May 2021 Science Tech

Science and Technology

 

·         The United Launch Alliance launched the Atlas V rocket from Cape Canaveral Space Force Station, Florida. The Atlas V rocket carried SBRIS Geo-5 Missile Warning Satellite. The full form of SBRIS is the Space-Based Infrared System. It is designed for missile warning, missile battlespace and defence characterization.

·         IIT Ropar has developed a portable eco-friendly electric cremation system. It is one of its kind of technology that produces no smoke despite using wood for cremation. It is based on wick-stove technology. The cart has been developed in collaboration with the company Cheema Boilers Limited.

·         Iran has unveiled a new supercomputer named ‘Simorgh’, which is 100 times more powerful than the previous supercomputer of the country to date. The supercomputer has been developed indigenously by Tehran’s Amirkabir University of Technology (AUT). It has been named after a mythical Phoenix-like bird ‘Simurgh’.

·         Telecom operator Reliance Jio is constructing the largest international submarine cable system centred on India with global partners and submarine cable supplier Subcom to cater to increased data demand. The two submarine cable systems which the company plans to deploy will connect India with Asia Pacific markets (Singapore, Thailand & Malaysia) and others with Italy & Africa.

·         Google has announced the launch of its global licensing programme News Showcase in India. Google has sealed agreements with 30 Indian publishers to offer access to some of their content. Amid mounting pressure from the global media fraternity asking for a fair price and advertising share from technology platforms.

·         Tech-giant Microsoft has decided to retire its iconic Internet Explorer (IE) browser, with effect from 15 June 2022, after more than 25 years of its launch. The Internet Explorer (IE) browser was launched in 1995. Microsoft recommends its users shift to Microsoft Edge (2015) before June 15, 2022, for a faster, more secure and more modern browsing experience.

·         Sharks use the Earth’s magnetic field as a sort of natural GPS to navigate journeys that take them great distances across the world’s oceans, scientists have found. Marine laboratory experiments with a small species of shark confirm long-held speculation that sharks use magnetic fields as aids to navigation — behavior observed in other marine animals such as sea turtles.

·         NASA’s Parker Solar Probe detected a natural radio signal that revealed the spacecraft had flown through Venus’s upper atmosphere. This was the first direct measurement of the Venusian atmosphere in nearly 30 years — and it looks quite different from Venus’s past.
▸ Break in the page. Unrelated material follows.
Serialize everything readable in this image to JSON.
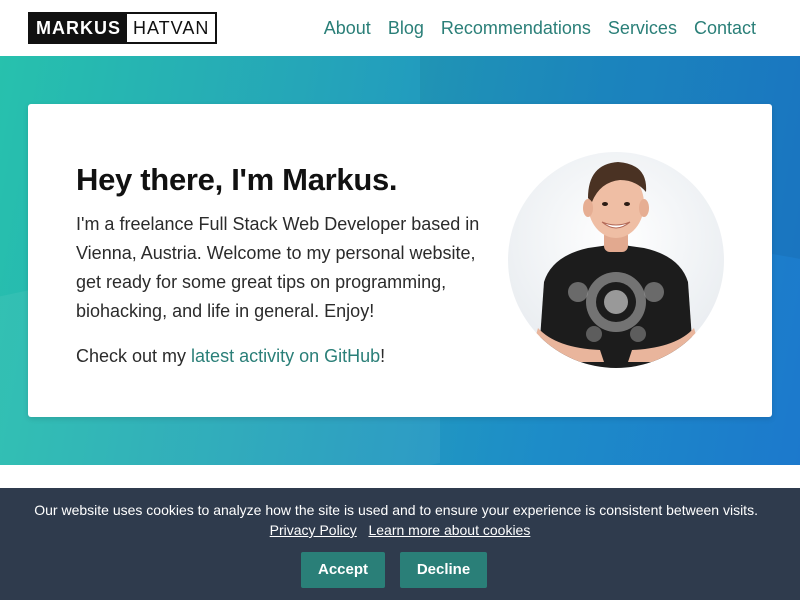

This marks the latest clue to untangling how and why Venus and Earth are so different.

·         Elon Musk-owned SpaceX is set to launch the “DOGE-1 Mission to the Moon”, the first-ever commercial lunar payload, paid entirely in the cryptocurrency Dogecoin. The satellite is scheduled to be launched in the first quarter of 2022 onboard the Falcon 9 rocket. The dogecoin-funded mission is led by the Canadian company Geometric Energy Corporation (GEC).

·         Google Cloud and SpaceX signed a deal for providing internet service through Starlink satellite. Google will provide the Cloud infrastructure for this connectivity Project, while Space X will install ground terminals in Google’s cloud data centres for connecting Starlink satellites. It will help in providing fast internet service to the rural areas. This service will be available to customers before the end of 2021.

·         The United States National Aeronautics and Space Administration is planning to search for water and other resources on the moon in 2023. The US agency, as part of its Artemis program, is planning to send its first mobile robot to the Moon in late 2023 in search of ice and other resources on and below the lunar surface. The Volatiles Investigating Polar Exploration Rover, or VIPER will collect data that would help NASA map resources at the lunar South Pole that could one day be harvested for long-term human exploration at the Moon.

·         The US space agency, National Aeronautics and Space Administration (NASA) is developing a new system called the Earth System Observatory, to mitigate efforts related to climate change and disaster mitigation. NASA has also partnered with the Indian Space Research Organization (ISRO) which will provide NASA-ISRO Synthetic Aperture Radar (NISAR). NISAR will carry two radar systems to measure changes in the Earth’s surface, during one of the observatory’s first missions intended as a pathfinder.

·         Researchers at the Indian Institute of Technology (IIT) Ropar and Monash University, Australia have developed a detector named ‘FakeBuster’ to identify imposters attending a virtual conference without anybody’s knowledge. It can also find out faces manipulated on social media to defame or make a joke of someone.